Café de laboratório se assemelha ao convencional

Por Décio Luiz Gazzoni, pesquisador da Embrapa, membro do Conselho Científico Agro Sustentável (CCAS) e da Academia Brasileira de Ciência Agronômica

Café é a bebida mais consumida no mundo, fruto de um hábito milenar. O fato de ser amplamente apreciada deriva, em grande parte, de seu complexo e sofisticado sabor, que gera uma sensação organoléptica agradável, fruto de inúmeras substâncias presentes na planta e ressaltadas no processamento do grão. Seria de esperar que algo tão sofisticado não pudesse ser replicado em laboratório.

Entretanto, a Ciência é pródiga em superar desafios, mesmo os que parecem impossíveis de sê-lo. Um dos segmentos da Ciência que mais tem avançado nos últimos anos é o que se poderia chamar de “agricultura celular”, em que células animais ou vegetais são tratadas em biorreatores para criar biomassa – como carne ou matéria vegetal – que é semelhante à que poderia ser criada através de práticas agrícolas tradicionais.

Biotecnologia

Usando técnicas de biotecnologia, cientistas do Centro de Investigação Técnica VTT, da Finlândia transformaram células de café arábica, cultivadas em laboratório, em uma bebida de café. Ainda se trata de uma prova de conceito, nada que satisfaça um gourmet refinado.

No centro de pesquisa VTT, os cientistas estabeleceram culturas de células de café em laboratório e as transferiram para biorreatores que geraram biomassa – ou seja, material físico de plantas de café. O material obtido foi colocado em uma bandeja e torrado em um forno.

A bebida obtida foi submetida a um painel sensorial treinado, que concluiu que a bebida obtida em laboratório se assemelhava a um café convencional. Entrementes, anotaram que ainda havia muito espaço para melhoras.

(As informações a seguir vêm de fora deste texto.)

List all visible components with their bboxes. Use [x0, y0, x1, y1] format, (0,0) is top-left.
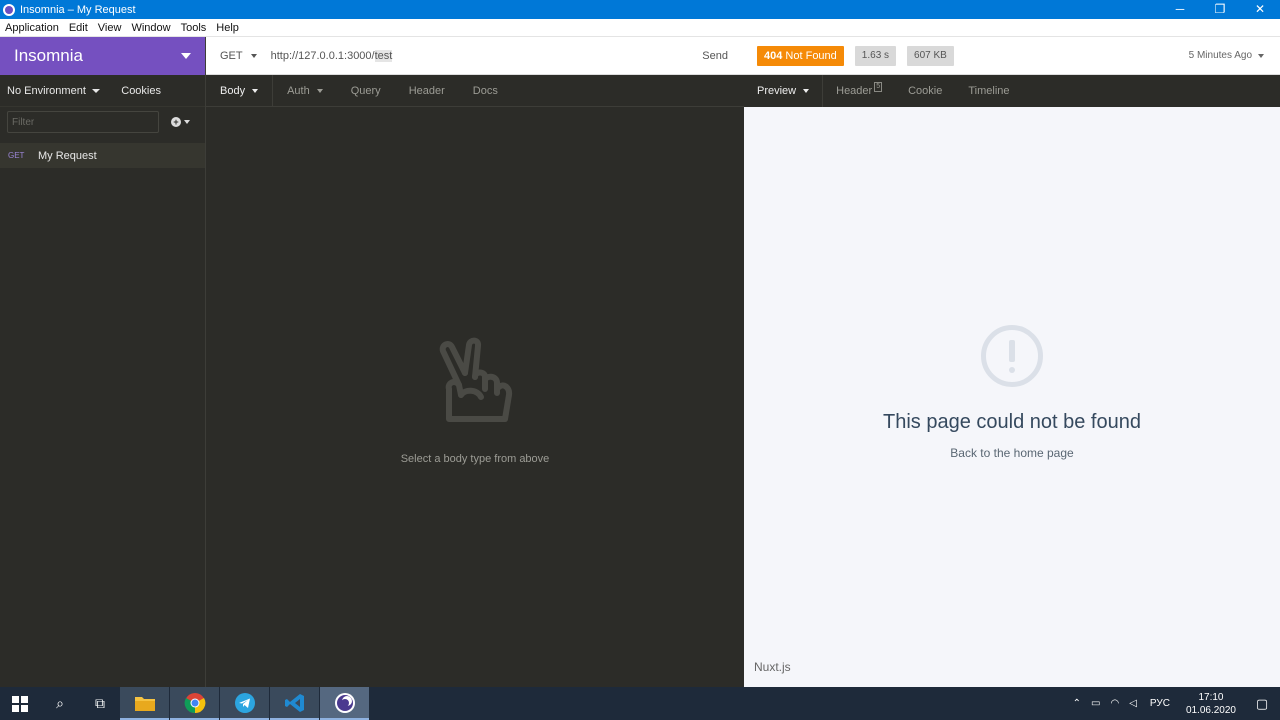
caret-down-icon [91, 88, 100, 93]
tab-response-header[interactable]: Header 5 [823, 75, 895, 107]
cookies-button[interactable]: Cookies [121, 85, 161, 97]
url-input[interactable]: http://127.0.0.1:3000/test [270, 49, 393, 62]
request-tabs: Body Auth Query Header Docs [206, 75, 744, 107]
tab-docs[interactable]: Docs [459, 75, 512, 106]
windows-logo-icon [12, 695, 28, 712]
send-button[interactable]: Send [702, 50, 728, 62]
clock-time: 17:10 [1198, 691, 1224, 703]
url-bar: GET http://127.0.0.1:3000/test Send [206, 37, 744, 75]
caret-down-icon [1258, 53, 1264, 58]
filter-row: + [0, 107, 205, 137]
status-code: 404 [764, 49, 783, 62]
method-label: GET [220, 49, 243, 62]
tab-auth[interactable]: Auth [273, 75, 337, 106]
sidebar-request-item[interactable]: GET My Request [0, 143, 205, 168]
file-explorer-icon[interactable] [120, 687, 169, 720]
environment-label: No Environment [7, 84, 86, 97]
tray-overflow-icon[interactable]: ⌃ [1073, 698, 1081, 709]
not-found-block: This page could not be found Back to the… [744, 325, 1280, 460]
response-status-bar: 404 Not Found 1.63 s 607 KB 5 Minutes Ag… [744, 37, 1280, 75]
chrome-icon[interactable] [170, 687, 219, 720]
start-button[interactable] [0, 687, 40, 720]
environment-dropdown[interactable]: No Environment [7, 85, 100, 97]
body-empty-state: Select a body type from above [206, 337, 744, 465]
tab-auth-label: Auth [287, 84, 310, 97]
environment-row: No Environment Cookies [0, 75, 205, 107]
workspace-dropdown[interactable]: Insomnia [0, 37, 205, 75]
window-title: Insomnia – My Request [20, 3, 136, 16]
tab-header[interactable]: Header [395, 75, 459, 106]
notification-icon[interactable]: ▢ [1244, 696, 1280, 712]
response-pane: 404 Not Found 1.63 s 607 KB 5 Minutes Ag… [744, 37, 1280, 687]
response-time-pill: 1.63 s [854, 45, 897, 66]
vscode-icon[interactable] [270, 687, 319, 720]
insomnia-taskbar-icon[interactable] [320, 687, 369, 720]
caret-down-icon [181, 53, 191, 59]
caret-down-icon [184, 120, 190, 124]
caret-down-icon [252, 88, 259, 93]
method-dropdown[interactable]: GET [220, 50, 257, 62]
input-language[interactable]: РУС [1150, 698, 1170, 709]
time-ago-label: 5 Minutes Ago [1188, 50, 1252, 61]
clock-date: 01.06.2020 [1185, 704, 1236, 716]
menu-window[interactable]: Window [126, 22, 175, 34]
caret-down-icon [803, 89, 810, 93]
caret-down-icon [316, 88, 323, 93]
system-clock[interactable]: 17:10 01.06.2020 [1186, 691, 1236, 717]
caret-down-icon [250, 53, 257, 58]
response-tabs: Preview Header 5 Cookie Timeline [744, 75, 1280, 107]
tab-preview-label: Preview [757, 85, 797, 97]
battery-icon[interactable]: ▭ [1091, 698, 1100, 709]
wifi-icon[interactable]: ◠ [1110, 698, 1119, 709]
request-name: My Request [38, 149, 97, 162]
request-pane: GET http://127.0.0.1:3000/test Send Body… [206, 37, 744, 687]
history-dropdown[interactable]: 5 Minutes Ago [1189, 50, 1264, 61]
status-badge: 404 Not Found [757, 45, 844, 66]
tab-body[interactable]: Body [206, 75, 274, 106]
home-page-link[interactable]: Back to the home page [744, 446, 1280, 460]
tab-cookie[interactable]: Cookie [895, 75, 955, 107]
sidebar: Insomnia No Environment Cookies + GET My… [0, 37, 206, 687]
url-base: http://127.0.0.1:3000/ [270, 49, 375, 62]
close-button[interactable]: ✕ [1240, 0, 1280, 19]
restore-button[interactable]: ❐ [1200, 0, 1240, 19]
exclamation-circle-icon [981, 325, 1043, 387]
tab-timeline[interactable]: Timeline [955, 75, 1022, 107]
search-icon[interactable]: ⌕ [40, 687, 80, 720]
response-size-pill: 607 KB [907, 45, 954, 66]
minimize-button[interactable]: ─ [1160, 0, 1200, 19]
peace-hand-icon [439, 337, 513, 422]
workspace-name: Insomnia [14, 46, 83, 65]
plus-circle-icon: + [171, 117, 181, 127]
menu-edit[interactable]: Edit [64, 22, 93, 34]
tab-body-label: Body [220, 84, 246, 97]
not-found-title: This page could not be found [883, 411, 1141, 433]
add-request-button[interactable]: + [171, 117, 190, 127]
header-count-badge: 5 [874, 82, 883, 92]
body-empty-hint: Select a body type from above [400, 453, 550, 465]
request-method-tag: GET [8, 151, 25, 160]
volume-icon[interactable]: ◁ [1129, 698, 1137, 709]
filter-input[interactable] [7, 111, 159, 133]
menu-application[interactable]: Application [0, 22, 64, 34]
system-tray: ⌃ ▭ ◠ ◁ РУС 17:10 01.06.2020 ▢ [1068, 691, 1280, 717]
tab-response-header-label: Header [836, 85, 873, 97]
status-text: Not Found [785, 49, 837, 62]
task-view-icon[interactable]: ⧉ [80, 687, 120, 720]
url-path-selected: test [374, 49, 393, 62]
menu-bar: Application Edit View Window Tools Help [0, 19, 1280, 37]
menu-help[interactable]: Help [211, 22, 244, 34]
response-preview: This page could not be found Back to the… [744, 107, 1280, 687]
menu-tools[interactable]: Tools [176, 22, 212, 34]
tab-query[interactable]: Query [337, 75, 395, 106]
telegram-icon[interactable] [220, 687, 269, 720]
insomnia-app-icon [3, 3, 15, 16]
window-titlebar: Insomnia – My Request ─ ❐ ✕ [0, 0, 1280, 19]
tab-preview[interactable]: Preview [744, 75, 824, 107]
windows-taskbar: ⌕ ⧉ ⌃ ▭ ◠ ◁ РУС 17:10 01.06.2020 ▢ [0, 687, 1280, 720]
menu-view[interactable]: View [93, 22, 127, 34]
window-controls: ─ ❐ ✕ [1160, 0, 1280, 19]
nuxt-footer: Nuxt.js [754, 660, 791, 674]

Mas, o desenvolvimento tecnológico é assim mesmo: demonstrado o conceito seguem-se os estudos para ajustes operacionais, melhoria de qualidade, escalabilidade e compatibilização de custos, até atingir o status de inovação.

Além da própria obtenção da biomassa de café, o desenvolvimento passa pelo processamento posterior, como a torrefação ou a fermentação. Dependendo dos protocolos estabelecidos para cada um desses processos, o blend final do café será diferente. Os cientistas do VTT projetam dispor de uma tecnologia pronta para uso comercial em quatro anos, com uso de reatores para até 100.000 litros em cada batelada.

O estágio atual dos estudos foi descrito em uma publicação recente. Novos avanços surgirão, a ponto de tornar a tecnologia comercialmente viável no médio prazo. Trata-se de uma ameaça significativa para a lavoura cafeeira, em todas as partes do mundo, seja no Brasil, Vietnam, Colômbia ou Jamaica.

Mas, em nosso entender, a produção em laboratório gerará bebidas de sabor convencional, para consumo em larga escala e para público pouco exigente. Sempre haverá um espaço comercial significativo para os cafés finos, especiais, com processamento exclusivo.

As duas grandes apostas para o futuro da cafeicultura se concentram na melhoria incremental da tecnologia cafeeira, provida pelos centros de pesquisa; e na adoção e melhoria constante dos sistemas de produção, por parte de cafeicultores investindo na produção de cafés finos.